Tuesday, April 11, 2017

Broke SABC has launched a new campaign asking viewers to pay their SABC TV licences as 'an investment in the future of our country'.

The out-of-cash SABC that urgently needs a massive cash injection before the end of this month has launched a new public awareness campaign this month asking South Africans to pay their SABC TV licences, saying it "is an investment in the future of our country".

"As the SABC we say, pay your TV licence as everything is #MadePossibleByYou," says the SABC in a statement.

The South African public broadcaster currently has 9 million active SABC TV licence payers on its database.

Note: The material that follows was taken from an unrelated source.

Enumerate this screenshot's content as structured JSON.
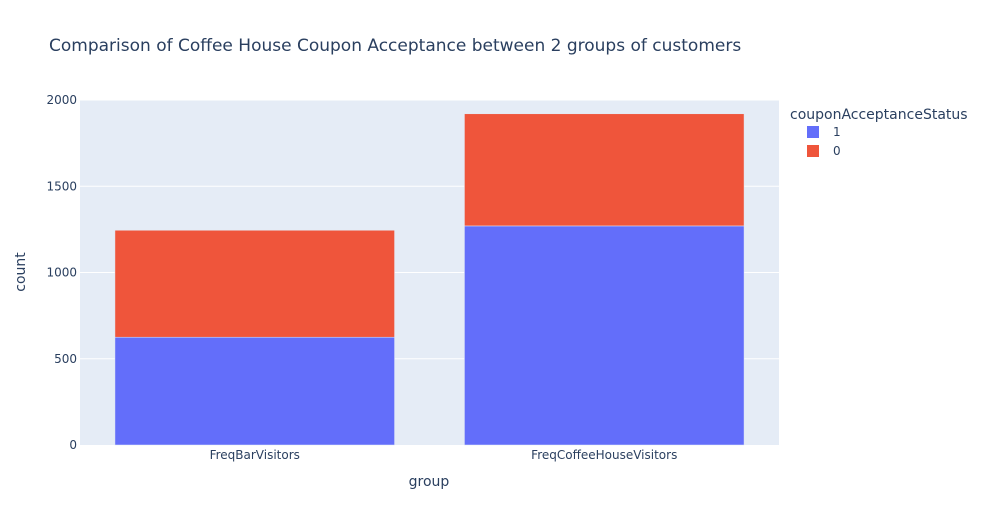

South Africa however has over 19.1 million TV households, with the vast majority of the over 44 million TV viewers not paying for a SABC TV licence.

The SABC says it has "embarked on a drive to create awareness around the benefits of paying your TV licence" with the latest marketing campaign that will use SABC on-air talent like Leanne Manas, Ismail Abrahams and Thomas Mlambo hitting the road to share stories of how the payment of TV licences has made it possible for them to contribute to the lives of others.

SABC viewers are also seeing the late actor and producer, Joe Mafela who unexpectedly passed away last month, as part of the marketing campaign. He was included in the latest SABC TV licence campaign and recorded a message two weeks before his death.

"The TV licence fee that the public pays does not only directly fund investment in much-needed media infrastructure and content development; it contributes to enabling the youth to acquire valuable skills. Therefore, paying your TV licence is an investment in the future of our country," says SABC spokesperson Kaizer Kganyago.

The crippled SABC that's bleeding the last of its cash reserves and that has stopped paying all its service providers and TV producers at the end of March, is urgently waiting on the new minister of communications, Ayanda Dlodlo as well as treasury to hear what kind of bail-out the public broadcaster will get to help it stay afloat.